Rufe nach Stambulant werden lauter
Kurze Zeit standen die Sterne gut für die stambulante Versorgung: Im Pflegekompetenzgesetz-Entwurf der Ampelkoalition war sie als Regelversorgung vorgesehen. Die neue Koalition aber spricht nur von "Modellregelung" in ihrem überarbeiteten Entwurf, der bald in die 2. Lesung im Bundestag geht und am Mittwoch (8. Oktober) auch Thema in der Bundestagsanhörung war. Das ruft die Unterstützer auf den Plan: den Arbeitgeberverband Pflege (AGVP) und 34 Bürgermeister aus vier Bundesländern, die jetzt eine Petition gestartet haben (Foto).
Raphael Mathis
Die Petition des Bürgermeister-Bündnisses Petition läuft auf Change.org, bisher sind 1.500 Unterschriften zusammengekommen
Die Bürgermeister propagieren seit Langem die stambulante Versorgung wie sie der Pflegeanbieter Benevit in seinem Haus in Wyhl praktiziert: Dort arbeiten in Wohngruppen Bewohner, Pflegekräfte und Angehörige gemeinsam an der Versorgung, kochen in der WG-eigenen Küche und kümmern sich um die Wäsche.

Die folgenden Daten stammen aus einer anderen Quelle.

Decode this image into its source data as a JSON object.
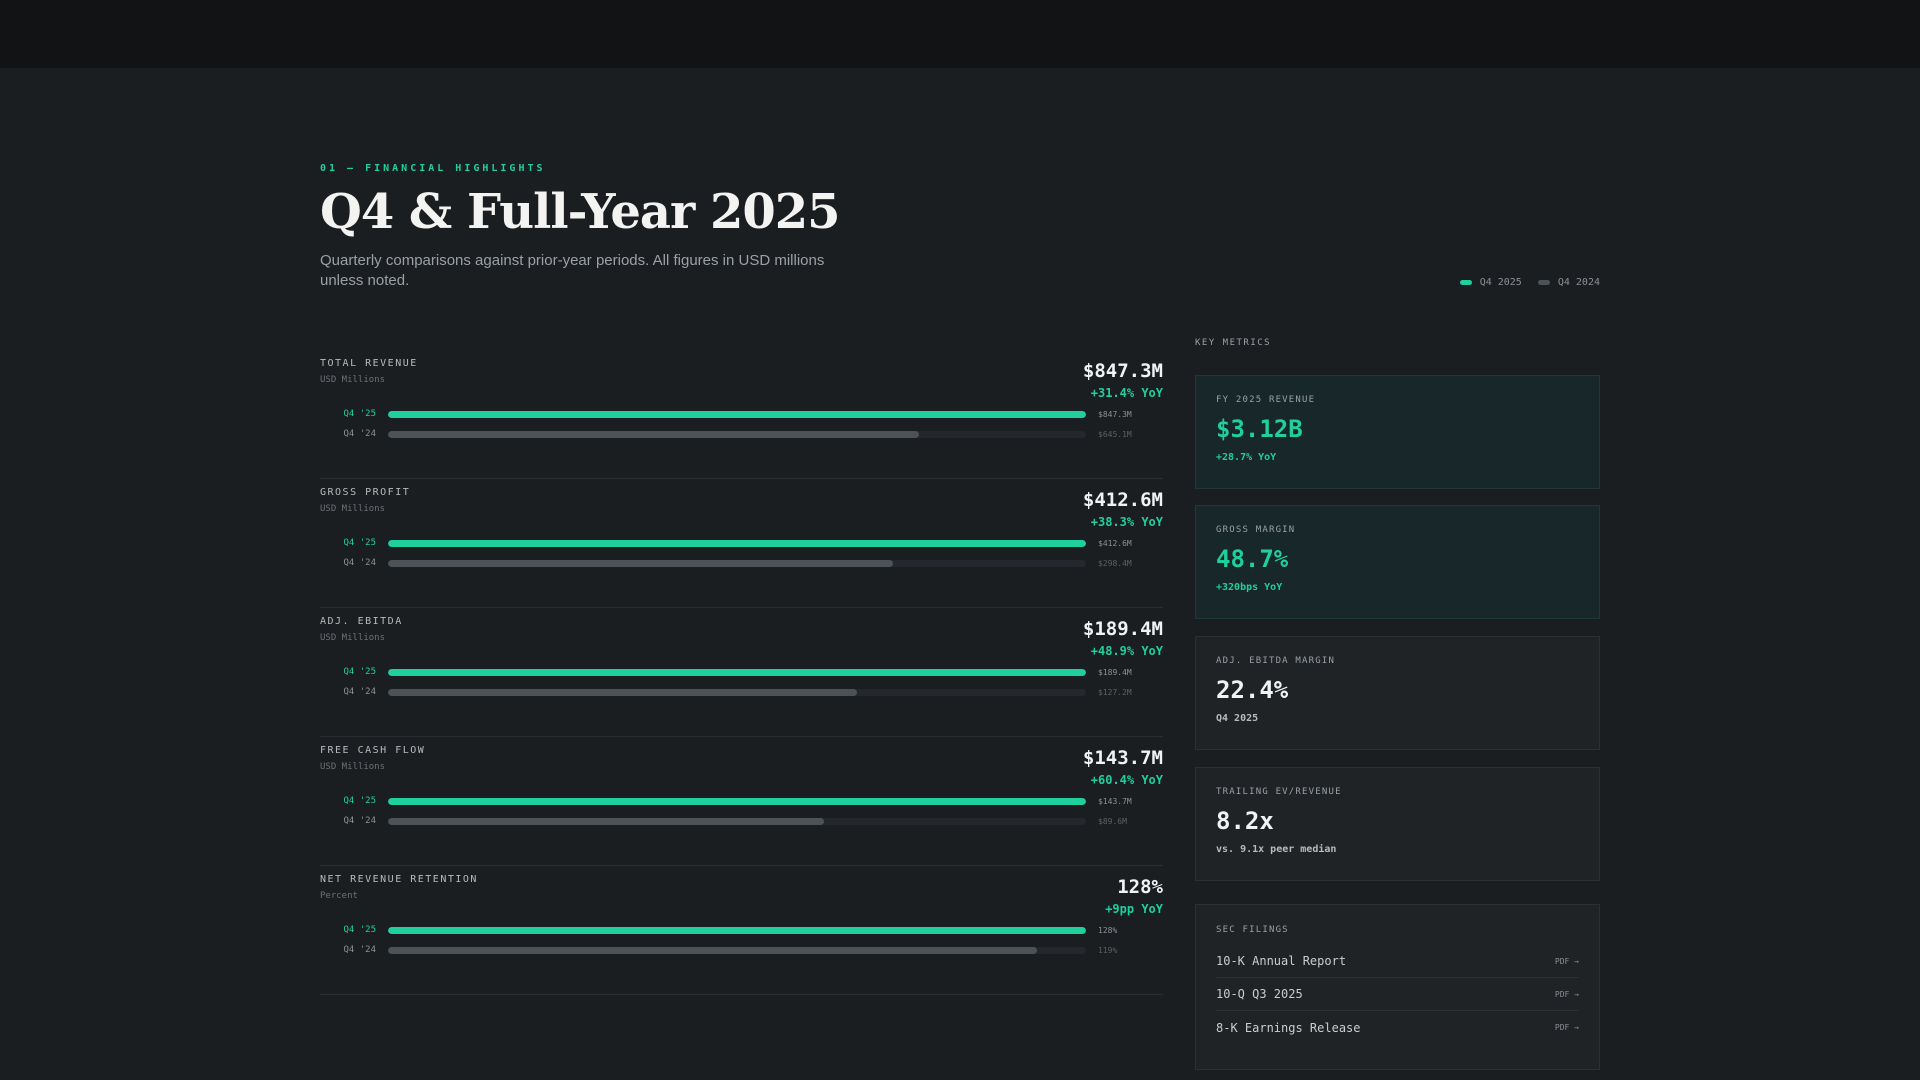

Das Bürgermeisterbündnis hat jetzt eine Petition auf Change.org gestartet, die bisher 1.500 Unterschriften erhalten hat. Als Argument für den Übergang von Stambulant in die Regelversorgung führen das Bürgermeister-Bündnis und auch der AGVP an, dass Stambulant bereits diverse Male evaluiert wurde und sogar die Studie des Iges-Instituts 2023 zu dem Schluss kam, dass das stambulante Konzept Kosten senke und die Qualität erhöhe. Es sollte ins SGB XI aufgenommen als Versorgungsform aufgenommen werden – so lautete die Empfehlung. Auftraggeber der Evaluation waren der GKV Spitzenverband in Abstimmung mit dem Bundesgesundheitsministerium.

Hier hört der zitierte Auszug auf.